Eden M. Kennedy has acted impulsively in ways she now regrets.

Do you want the good news first or the bad news?

WHY LAST WEEK SUCKED

1. My computer died. Actually, die isn't quite accurate, more like it went into a coma. I did an iTunes update and then restarted, and when it came back up the screen was just this solid, impenetrable, void-looking-back-at-you gray. I guess I should have been deleting, or backing up, or some other barely-technical whizbang thing to prevent my hard drive filling up to the brim with my mental detritus, but it doesn't matter anymore because I have a new EIGHTY-GIG hard drive. Last time I checked you needed a tower the size of a small refrigerator to hold nine gigs. So now I'm off the hook and can download every bit of tape I've ever filmed of Jackson, from hours of crawling to hours of gibberish, and turn it all into the kind of DVD even a grandparent might want to fast-forward.

2. Then, same day, my commitment issues flared up as I wrote out a $10,000.00 check to put down a holding deposit on a condo. It's nonbinding so we can get out of it if I panic or if something better comes along, but Jesus Christ buying a home here is expensive. Apparently Santa Barbara real estate prices go up at some criminal rate (121% in the last four years), which means that if we can hold on to this place for two years we'll be able to sell it and send Jackson to Stanford for two hundred and fifty semesters. So technically this belongs on the GOOD THINGS list, but like I said, my commitment issues reared up and said, "Aren't you the woman who's been planning to move away from this blissfully dull little town ever since she got here?" I actually don't feel like having this argument with myself again right now, so I'll just leave it at we need to be in Santa Barbara for a while longer for a variety of very good reasons. So we're buying.

3. SAME FUCKING DAY my best friend on the block bounced off in a U-Haul with her husband and her Pall Mall-smoking kindergartener, a.k.a. the unrequited love of Jackson's young life, and moved to affordable Arizona. It's like some sort of Judy Blume novel for grownups, Her best friend moved away and she was . . . sad. Well, that's not much of a novel, or even a sound bite, but that's about all I can come up with. Friend leaves = I'm sad.

4. Then, feeling rather fragile, my feelings were extraordinarily, more-than-was-probably-appropriate-ly hurt when someone I consider sort of a start-up friend was rather dismissive toward me. And that was that. I shut down, withdrew, retreated, and closed the iron door for the rest of the week, being emotionally present only where necessary, e.g., putting on a cheerful face at bath time, listening to Jack talk about his day, etc.

5. I ordered Dot In the Universe used on Amazon and the seller sent me a cookbook called The Great Minnesota Hot Dish instead.

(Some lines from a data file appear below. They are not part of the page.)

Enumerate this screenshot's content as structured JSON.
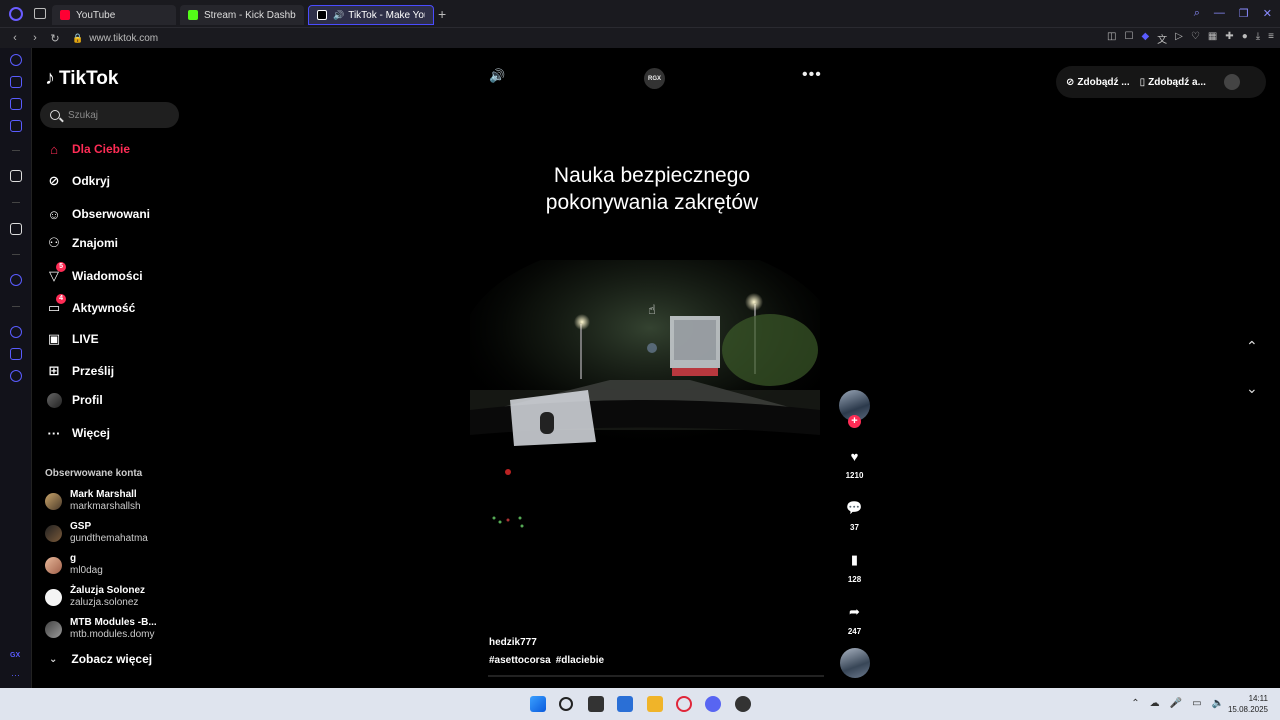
{
  "browser": {
    "tabs": [
      {
        "label": "YouTube",
        "color": "#ff0033",
        "active": false
      },
      {
        "label": "Stream - Kick Dashboard",
        "color": "#53fc18",
        "active": false
      },
      {
        "label": "TikTok - Make Your Da",
        "color": "#ffffff",
        "active": true
      }
    ],
    "new_tab": "+",
    "url": "www.tiktok.com"
  },
  "tiktok": {
    "logo_text": "TikTok",
    "search_placeholder": "Szukaj",
    "nav": [
      {
        "label": "Dla Ciebie",
        "icon": "home-icon",
        "active": true
      },
      {
        "label": "Odkryj",
        "icon": "compass-icon"
      },
      {
        "label": "Obserwowani",
        "icon": "following-icon"
      },
      {
        "label": "Znajomi",
        "icon": "friends-icon"
      },
      {
        "label": "Wiadomości",
        "icon": "inbox-icon",
        "badge": "5"
      },
      {
        "label": "Aktywność",
        "icon": "activity-icon",
        "badge": "4"
      },
      {
        "label": "LIVE",
        "icon": "live-icon"
      },
      {
        "label": "Prześlij",
        "icon": "upload-icon"
      },
      {
        "label": "Profil",
        "icon": "profile-avatar-icon"
      },
      {
        "label": "Więcej",
        "icon": "more-dots-icon"
      }
    ],
    "followed_title": "Obserwowane konta",
    "followed": [
      {
        "name": "Mark Marshall",
        "handle": "markmarshallsh"
      },
      {
        "name": "GSP",
        "handle": "gundthemahatma"
      },
      {
        "name": "g",
        "handle": "ml0dag"
      },
      {
        "name": "Żaluzja Solonez",
        "handle": "zaluzja.solonez"
      },
      {
        "name": "MTB Modules -B...",
        "handle": "mtb.modules.domy"
      }
    ],
    "see_more": "Zobacz więcej",
    "top_buttons": [
      "Zdobądź ...",
      "Zdobądź a..."
    ],
    "video": {
      "overlay_badge": "RGX",
      "caption_line1": "Nauka bezpiecznego",
      "caption_line2": "pokonywania zakrętów",
      "author": "hedzik777",
      "tags": [
        "#asettocorsa",
        "#dlaciebie"
      ],
      "likes": "1210",
      "comments": "37",
      "saves": "128",
      "shares": "247"
    }
  },
  "taskbar": {
    "time": "14:11",
    "date": "15.08.2025"
  },
  "colors": {
    "accent": "#fe2c55",
    "opera": "#5a5cff"
  }
}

BUT SOME GOOD THINGS HAPPENED, TOO

1. Hey, we put a deposit on a condo! Nice things about it: two bedrooms (instead of one), two full baths (instead of one), a dishwasher (instead of me), a laundry room (well, a closet), a 300 square-foot ground-floor patio, good light, and the opportunity to buy a dog. "A white dog with a pink ribbon" are Jackson's exact specifications, and then he found a picture of what he wanted in his dog picture book and it turned out to be a Bichon Frise. Jack made a reasonable counter offer of a more economical cockapoo to which Jackson gave his tentative approval, as long as it's a girl and he can name her . . . Caitlin.

2. Through yet another happy Internet miracle I found a good friend I hadn't been in touch with since something like 1992. So we spent the week intermittently catching up long-distance, and thus I was able to make a few small, safe forays out of my protective candy-coating shell.

3. EIGHTY GIGS.

4. My parents offered to buy us a refrigerator.

5. I finished reading The Kite Runner. Even though I thought it was kind of sketchy and predictable in spots, and brutal in others, it certainly put a human face on Afghanistan and its people for me in a way that newspaper and magazine articles hadn't.

So, I'm still feeling pretty blue, and though I plan to cheer the fuck up pretty soon I don't suppose there's any hurry. These dark periods only happen once in awhile and it seems fair to let them happen and kind of yogically breathe into the pain rather than clamp down on it and turn it into a knot that will require some sort of deeper, more invasive intervention. Like, I don't know, Scientology.